Sonuç olarak, şemalar geçmiş deneyimlerin bir yansıması olarak şekillenir. Geçmiş deneyimlerin bıraktığı izler de gelecekteki davranışları etkiler.
Ancak şemaların farkına varmak ve onları sorgulamak, bir değişim yaratmanın ilk adımıdır.
Şema Terapinin Amacı
Şemalar kişinin çocukluk döneminde gelişmeye başladığı ve uzun süredir devam ettiği için, terapi dışında bu şemaları fark etmek her zaman kolay olmayabilir. Terapi sürecinin temel hedefi danışanların işlevsiz yaşam döngülerini fark etmesi ve değiştirmesidir. Böylece temel ihtiyaçlarının karşılanmasının önündeki engeller kaldırılmış olur.
Terapi sürecinde şemaların fark edilmesi ve isimlendirilmesi ilk adımdır. Ancak bu farkındalık değişim için yeterli değildir. Daha sonra bu şema ile ilgili duyguların düzenlenmesi, şema kaynaklı işlevsiz düşüncelerin yeniden yapılandırılması ve en sonunda davranışsal düzeyde değişim hedeflenir.
Şema Terapisinin Avantajları
Şema terapi, Young (1990; Young, Klosko ve Weishaar, 2003) tarafından bireysel psikoterapi için geliştirilmiştir. Bilişsel, deneyimsel duygu odaklı ve davranışsal kalıpları kıran müdahaleleri birleştirir. Birçok farklı psikolojik sorunun tedavisinde kullanılır. Bilişsel davranışçı terapi (BDT), bağlanma teorisi, psikodinamik terapi ve gestalt terapi gibi farklı yaklaşımları birleştirir.
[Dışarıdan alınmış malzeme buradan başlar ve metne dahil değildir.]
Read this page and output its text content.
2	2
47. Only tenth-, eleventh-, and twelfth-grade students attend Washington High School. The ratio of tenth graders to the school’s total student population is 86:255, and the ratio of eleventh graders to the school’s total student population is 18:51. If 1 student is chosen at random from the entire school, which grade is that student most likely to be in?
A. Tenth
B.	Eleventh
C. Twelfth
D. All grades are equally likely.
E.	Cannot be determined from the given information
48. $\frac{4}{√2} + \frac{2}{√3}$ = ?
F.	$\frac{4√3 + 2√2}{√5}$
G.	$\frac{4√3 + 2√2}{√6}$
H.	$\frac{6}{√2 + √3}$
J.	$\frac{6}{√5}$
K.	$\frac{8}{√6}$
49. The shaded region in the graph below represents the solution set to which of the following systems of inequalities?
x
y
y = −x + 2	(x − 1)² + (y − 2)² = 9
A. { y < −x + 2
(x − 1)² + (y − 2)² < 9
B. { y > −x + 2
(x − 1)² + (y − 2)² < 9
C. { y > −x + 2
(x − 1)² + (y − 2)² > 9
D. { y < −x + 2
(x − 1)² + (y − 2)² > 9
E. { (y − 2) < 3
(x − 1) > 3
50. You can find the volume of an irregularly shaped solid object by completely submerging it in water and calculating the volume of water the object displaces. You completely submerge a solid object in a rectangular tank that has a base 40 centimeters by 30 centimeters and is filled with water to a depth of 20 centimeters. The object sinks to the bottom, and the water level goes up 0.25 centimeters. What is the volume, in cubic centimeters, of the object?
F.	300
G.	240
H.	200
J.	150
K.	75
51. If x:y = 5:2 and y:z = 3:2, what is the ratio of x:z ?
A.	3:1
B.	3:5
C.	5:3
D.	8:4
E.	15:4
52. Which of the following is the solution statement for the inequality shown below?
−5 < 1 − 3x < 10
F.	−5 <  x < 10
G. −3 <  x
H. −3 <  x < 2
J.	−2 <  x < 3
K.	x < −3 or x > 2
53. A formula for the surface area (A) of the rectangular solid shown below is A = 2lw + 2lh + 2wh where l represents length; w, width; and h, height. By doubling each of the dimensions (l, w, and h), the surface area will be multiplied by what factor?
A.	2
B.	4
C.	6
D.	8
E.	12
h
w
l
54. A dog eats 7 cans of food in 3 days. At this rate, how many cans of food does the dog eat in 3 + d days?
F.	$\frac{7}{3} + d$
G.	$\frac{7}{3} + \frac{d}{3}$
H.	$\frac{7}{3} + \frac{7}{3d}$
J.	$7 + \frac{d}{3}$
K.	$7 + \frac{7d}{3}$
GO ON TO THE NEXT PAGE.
- Uzun süredir devam eden sorunlarla ilgilendir.
- Geçmiş ve bugün arasında bağ kurmayı sağlar.
- Danışanı karşılanmayan duygusal ihtiyaçları konusunda sorumluluk almaya yönlendirir.
- Bütünseldir. Bilişsel, duygusal ve davranışsal düzeyde bir yaklaşım benimser.
- Bağlanma sorunları ile ilgili çalışır.
- Kısa vadeli iyilik hali yerine uzun vadeli kalıcı değişimi hedefler.
- Gelişimsel bir perspektife dayanarak bireyin yaşamını anlamaya çalışır.